I just wanted to dig a little bit on the acquisition environment that you guys are seeing today. Do you think multiples have come down to a reasonable level where you guys can start to deploy some of your excess cash? And are you seeing more opportunities in automotive solutions or in Casting and Extrusion?

D
Darren Michael Kirk
President, CEO & Director

So I guess, we have seen more things come across our desk. However, the quality of what we've seen is pretty poor, such that we've passed pretty quickly on it. I think at this point in the cycle, you're really seeing the very distressed companies come sale because, again, access to credit and liquidity is still pretty good, helped by stimulus programs. And I suspect that as stimulus programs inevitably get pulled back at some point, maybe the better candidates become available. But we just haven't seen it yet. And so it's even hard to comment on multiples at this point. And that kind of backdrop is also a reason that we continue to preserve capital on our balance sheet and are not pursuing the share buyback at this point even though our shares look very attractive to us.

D
David Ocampo
Analyst of Institutional Equity Research

Yes. And building on Peter's question on Casting and Extrusion, margins broke 20% for the first time since 2016. And in your MD&A, you called out mix and R&D credit as being a benefit. Can you quantify the R&D credits? And what does the outlook look for sort of the new bids that you have in place? Is this a margin that you think is repeatable?

D
Darren Michael Kirk
President, CEO & Director

The R&D credit wouldn't be a huge driver in that. It was certainly a positive, but $200,000 or $300,000 kind of thing. But I think also, you do have the price of steel coming down, which doesn't impact the Large Mould business to a great extent in the short term, but that lowers the revenue for Castool and Extrusion sales, but it doesn't -- it's a pass-through, so it just has a margin enhancement factor to it. But -- so it's really a combination of all things, of efficiency mix, the steel price coming down. And also, there's the government stimulus wage benefits that flow through as well.

D
David Ocampo
Analyst of Institutional Equity Research

And maybe, Matt, can you perhaps quantify the employee cost that you got incurred in Mexico because that you guys couldn't lay off any employees?
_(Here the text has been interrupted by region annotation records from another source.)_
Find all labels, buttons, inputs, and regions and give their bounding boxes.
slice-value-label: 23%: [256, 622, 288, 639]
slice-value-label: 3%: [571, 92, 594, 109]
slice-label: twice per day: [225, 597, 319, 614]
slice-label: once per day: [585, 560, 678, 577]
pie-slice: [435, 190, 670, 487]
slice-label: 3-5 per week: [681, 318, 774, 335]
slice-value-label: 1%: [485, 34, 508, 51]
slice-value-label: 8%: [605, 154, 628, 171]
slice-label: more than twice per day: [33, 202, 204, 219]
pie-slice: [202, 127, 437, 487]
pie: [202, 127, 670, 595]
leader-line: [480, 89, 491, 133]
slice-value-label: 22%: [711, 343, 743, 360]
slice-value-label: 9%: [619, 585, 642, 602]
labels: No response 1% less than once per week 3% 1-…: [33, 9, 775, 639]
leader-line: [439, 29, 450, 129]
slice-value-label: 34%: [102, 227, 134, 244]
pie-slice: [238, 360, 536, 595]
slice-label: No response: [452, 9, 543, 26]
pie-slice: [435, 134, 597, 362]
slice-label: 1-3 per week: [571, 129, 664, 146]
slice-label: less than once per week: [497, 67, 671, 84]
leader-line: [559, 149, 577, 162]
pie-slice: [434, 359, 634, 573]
Just trying to understand what the total impact is there.

M
Matthew James Posno
CFO, VP of Finance & Secretary

Yes. It's hard to get exact, but somewhere around high $1.8 million to $2 million kind of would be the impact for the 3 months.

Operator

There are no further questions at this time.

D
Darren Michael Kirk
President, CEO & Director

Okay. Well, I appreciate everyone's time on the call today. We look forward to talking to you next quarter. Take care, everyone.

M
Matthew James Posno
CFO, VP of Finance & Secretary

Thank you.

Operator

Thank you for your participation. This does conclude the call. You may now disconnect.